Thursday, May 11, 2006

The Other Attention Disorder

Here I was focusing on the problem of attention deficit. I completely overlooked the other attention problem. Attention Surplus Disorder. That’s when you can focus on something quite well but pick the wrong thing to focus on. Clayton Christenson gives an example in "The Innovator’s Dilemma" (Harvard Business School Publishing). He describes the example in this podcast: http://www.itconversations.com/shows/detail135.html

He examined the rise and fall of companies like Digital Equipment Corp. The very fact that I have to spell out that name tells about the fall. Thirty years ago, I would have written DEC and expected people to know what I meant.
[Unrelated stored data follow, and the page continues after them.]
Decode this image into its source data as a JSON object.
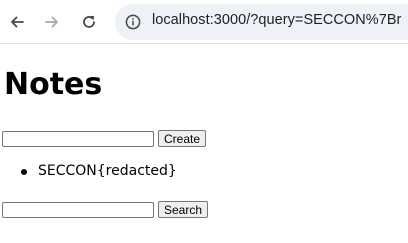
{
  "browser": {
    "back_icon": "arrow-left-icon",
    "forward_icon": "arrow-right-icon",
    "reload_icon": "reload-icon",
    "site_info_icon": "info-icon",
    "url": "localhost:3000/?query=SECCON%7Br"
  },
  "page": {
    "title": "Notes",
    "create_form": {
      "input_value": "",
      "button_label": "Create"
    },
    "notes": [
      {
        "text": "SECCON{redacted}"
      }
    ],
    "search_form": {
      "input_value": "",
      "button_label": "Search"
    }
  },
  "colors": {
    "toolbar_background": "#ffffff",
    "address_bar_background": "#eef1f8",
    "text": "#000000",
    "button_background": "#efefef",
    "field_border": "#767676"
  }
}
His conclusion was that this and other companies that were run over by disruptive technology failed because of good management. The management focused attention carefully on matters relevant to keeping and improving their business position. They never lost sight of this goal. So they never noticed the disruptive technology of microcomputers. That technology was too primitive to offer them competition. They did not worry about it. Until it was too late.

Another name for focus is tunnel vision. (Thinkerer, Idea Slogans)

And now for something completely different.

According to the U.S. Department of Education (DOE), during the 2002–03 school year (the last data available), 36 percent of U.S. school districts (5,500 out of 15,040) had students enrolled in distance-education programs, and 38 percent of public high schools offered distance-education courses. The DOE study had 328,000 students in 8,200 public schools enrolled in distance-education courses. As of November 2005, the North American Council for Online Learning (NACOL) listed 157 unique online learning programs in 42 states in its database, including 32 virtual charter schools, 3 online home-school programs, and 53 public, non-charter virtual schools that offer programs. The DOE’s 2004 National Education Technology Plan predicted that with the “explosive growth in the availability of online instruction and virtual schools … we may well be on our way to a new golden age in American education.” Virtual schools have arrived—and with them, a host of challenges to our notions about school and schooling. (The Virtual Revolution by RANDALL GREENWAY and GREGG VANOUREK )

Of course, remote learning is too primitive to threaten the Great and Powerful Education System. Besides, this new wine is being decanted from the old educational flasks. The basic rule of medicine is that it has to taste bad. And the basic rule of education is that it has to be boring. Education over the internet can also be boring. Just more efficiently boring. There is a rumor about entrepreneurs getting involved. But educators don’t need to worry about that. There will be plenty of time to worry about it later.

The basic rule of disruptive technology is that it has to break basic rules. That means, of course, breaking free of that other attention disorder. The disorder that is easily recognized as tunnel vision. A few years too late.